Ministry admits to poor level of English among students


Dividing English Language into two subjects – Writing and Comprehension – for the first time in this year’s UPSR examination, has helped the education ministry to better ascertain the key area of weakness in the language.

The ministry revealed yesterday that at least 23 per cent of the Primary 6 students who sat for the UPSR failed the English Language Writing paper.

The performance was better for the English Language Comprehension paper, but it was still considered weak with 16 per cent not getting the minimum D to pass the subject.

“The results show that Primary 6 students have yet to achieve a level we desire for writing in the English Language,” Education director-general Khair Mohamad Yusof said when giving an analysis of the UPSR exam results at the ministry’s office in Putrajaya yesterday.

He added that the two papers also revealed the students’ weakness in writing accurate and grammatically-correct answers.

The overall performance in this year’s UPSR examination for students, who will be entering secondary school from next year, was weaker than in previous years.

The key performance indicator of students getting straight As, showed a drastic drop when comparing this year’s results to that of last year.
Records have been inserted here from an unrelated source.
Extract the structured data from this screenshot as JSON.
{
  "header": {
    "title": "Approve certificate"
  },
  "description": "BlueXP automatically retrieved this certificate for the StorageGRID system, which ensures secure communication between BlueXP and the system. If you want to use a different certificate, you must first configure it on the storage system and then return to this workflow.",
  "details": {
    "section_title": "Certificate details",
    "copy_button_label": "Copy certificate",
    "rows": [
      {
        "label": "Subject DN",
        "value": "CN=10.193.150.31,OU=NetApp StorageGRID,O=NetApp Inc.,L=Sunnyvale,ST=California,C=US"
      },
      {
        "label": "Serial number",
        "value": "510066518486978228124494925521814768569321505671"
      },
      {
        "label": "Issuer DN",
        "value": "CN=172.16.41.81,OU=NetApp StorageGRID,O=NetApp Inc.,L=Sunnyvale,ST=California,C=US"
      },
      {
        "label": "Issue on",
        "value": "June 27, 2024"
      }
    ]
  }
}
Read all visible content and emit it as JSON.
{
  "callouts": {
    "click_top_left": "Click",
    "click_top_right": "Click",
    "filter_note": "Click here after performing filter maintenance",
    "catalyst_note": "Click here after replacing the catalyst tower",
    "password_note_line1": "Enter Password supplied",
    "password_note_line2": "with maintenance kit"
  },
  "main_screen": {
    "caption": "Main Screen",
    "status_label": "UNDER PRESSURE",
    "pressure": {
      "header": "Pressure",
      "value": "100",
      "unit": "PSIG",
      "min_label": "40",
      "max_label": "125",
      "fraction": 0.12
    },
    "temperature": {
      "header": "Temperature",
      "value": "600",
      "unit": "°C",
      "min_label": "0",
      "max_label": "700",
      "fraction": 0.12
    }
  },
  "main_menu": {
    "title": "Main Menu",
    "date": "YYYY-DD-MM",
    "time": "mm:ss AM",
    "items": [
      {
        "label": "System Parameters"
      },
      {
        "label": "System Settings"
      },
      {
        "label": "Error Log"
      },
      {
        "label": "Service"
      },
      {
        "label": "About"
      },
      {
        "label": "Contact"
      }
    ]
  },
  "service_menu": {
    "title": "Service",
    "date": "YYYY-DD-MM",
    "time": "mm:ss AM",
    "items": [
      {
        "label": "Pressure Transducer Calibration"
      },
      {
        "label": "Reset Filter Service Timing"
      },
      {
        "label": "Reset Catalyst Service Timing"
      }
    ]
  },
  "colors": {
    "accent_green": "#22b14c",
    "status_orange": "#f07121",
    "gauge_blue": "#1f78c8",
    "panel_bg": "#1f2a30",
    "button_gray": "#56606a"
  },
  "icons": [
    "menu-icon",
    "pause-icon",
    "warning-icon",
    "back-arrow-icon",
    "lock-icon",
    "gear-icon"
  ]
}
“A total of 4,896 students scored straight As this year, that is 1.1 per cent of the 440,782 students who sat for the UPSR examinations. This is compared with 38,344 students or 17.7 per cent out of 337,384 students, under the old format,” he said.

One of the other changes from the old format Khair was referring to were more Higher Order Thinking Skills (HOTS) questions being used in this year’s examinations.
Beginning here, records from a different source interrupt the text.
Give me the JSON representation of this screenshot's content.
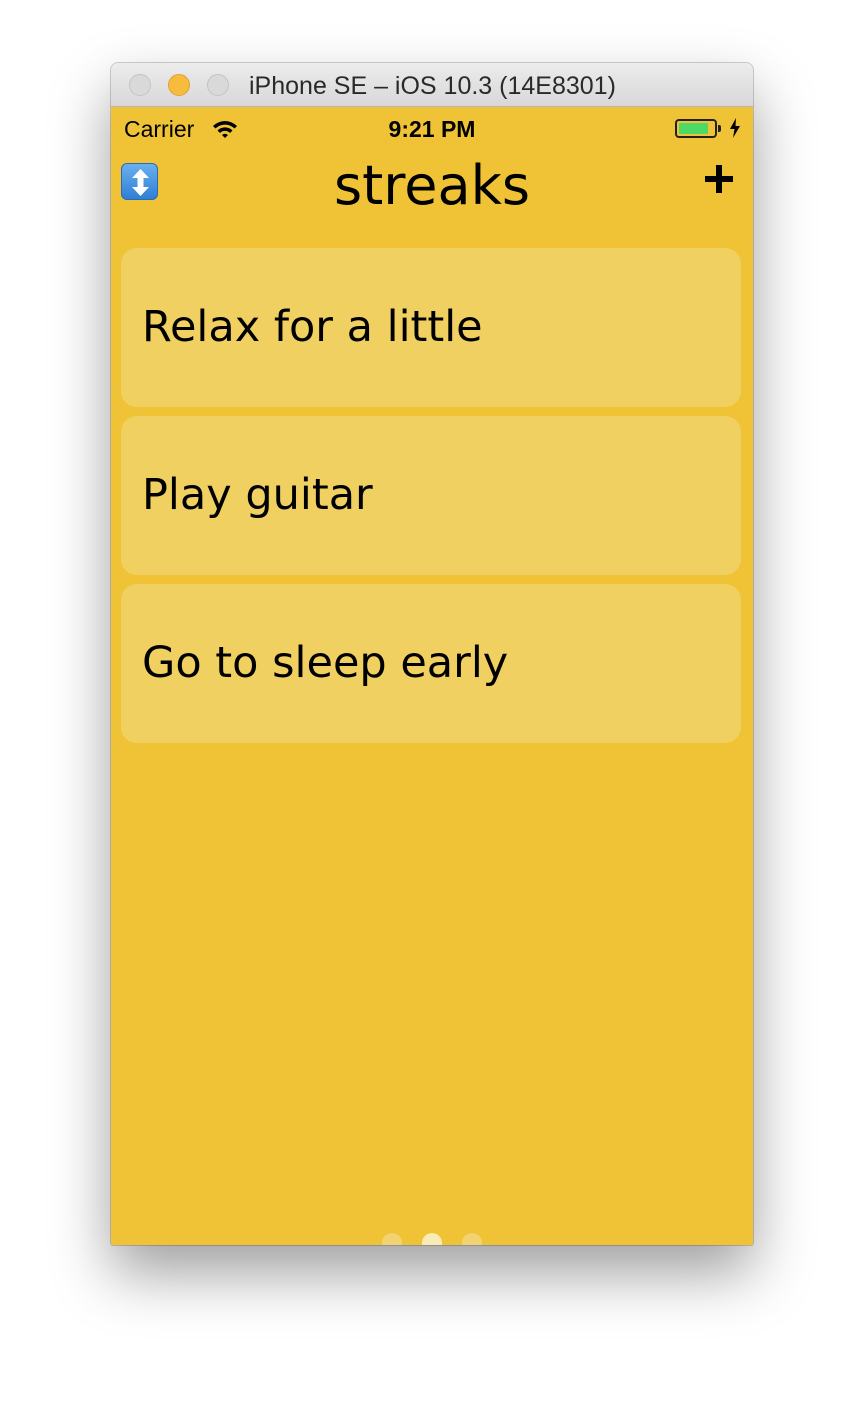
{
  "window": {
    "title": "iPhone SE – iOS 10.3 (14E8301)"
  },
  "status_bar": {
    "carrier": "Carrier",
    "time": "9:21 PM",
    "battery_level": 0.85
  },
  "nav": {
    "title": "streaks",
    "sort_icon": "up-down-arrow-icon",
    "add_icon": "plus-icon"
  },
  "streaks": [
    {
      "label": "Relax for a little"
    },
    {
      "label": "Play guitar"
    },
    {
      "label": "Go to sleep early"
    }
  ],
  "pager": {
    "count": 3,
    "active_index": 1
  },
  "colors": {
    "background": "#f0c337",
    "card": "#f1d062",
    "battery": "#4cd964"
  }
}
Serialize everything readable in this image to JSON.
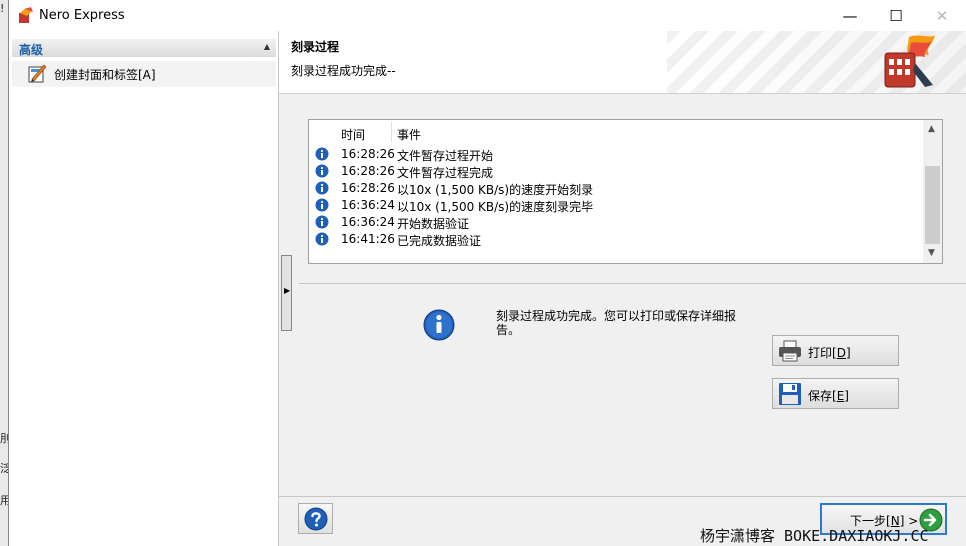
{
  "window": {
    "title": "Nero Express",
    "controls": {
      "minimize": "—",
      "maximize": "☐",
      "close": "✕"
    }
  },
  "desktop_fragments": [
    "!",
    "刖",
    "泛",
    "用"
  ],
  "sidebar": {
    "section_title": "高级",
    "collapse_glyph": "▲",
    "items": [
      {
        "label": "创建封面和标签[A]",
        "icon": "cover-label-icon"
      }
    ]
  },
  "header": {
    "title": "刻录过程",
    "subtitle": "刻录过程成功完成--"
  },
  "splitter": {
    "glyph": "▶"
  },
  "log": {
    "columns": {
      "time": "时间",
      "event": "事件"
    },
    "rows": [
      {
        "time": "16:28:26",
        "event": "文件暂存过程开始"
      },
      {
        "time": "16:28:26",
        "event": "文件暂存过程完成"
      },
      {
        "time": "16:28:26",
        "event": "以10x (1,500 KB/s)的速度开始刻录"
      },
      {
        "time": "16:36:24",
        "event": "以10x (1,500 KB/s)的速度刻录完毕"
      },
      {
        "time": "16:36:24",
        "event": "开始数据验证"
      },
      {
        "time": "16:41:26",
        "event": "已完成数据验证"
      }
    ],
    "scroll_up": "▲",
    "scroll_down": "▼"
  },
  "message": "刻录过程成功完成。您可以打印或保存详细报告。",
  "buttons": {
    "print": {
      "label": "打印",
      "key": "D"
    },
    "save": {
      "label": "保存",
      "key": "E"
    },
    "next": {
      "label": "下一步",
      "key": "N",
      "suffix": " >"
    }
  },
  "watermark": "杨宇潇博客 BOKE.DAXIAOKJ.CC",
  "colors": {
    "accent": "#2a7bd0",
    "section_title": "#1c5ea8",
    "info_blue": "#1f5fb8"
  }
}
He said the UPSR language comprehension papers had for the first time also incorporated multiple forms of objective questions and limited response questions.

“The multiple forms of objective questions included fill-in-the-blanks type of questions,” Khair added.

This year, the first batch of primary school students who had used the new KSSR (Primary School Standard Curriculum) and also went through the PBS (School-based Assessment), sat for the UPSR examinations.

As such, Khair said that this year’s UPSR results did not just take into account the academic achievements of the students.

“Pupils who sat for the UPSR 2016 examinations can collect their results slip together with their school assessment, physical activity, sports and co-curricular assessment and psychometric assessment reports,” he said.

He added that this helped to provide parents with a more comprehensive, holistic and meaningful picture of their child’s achievements in school.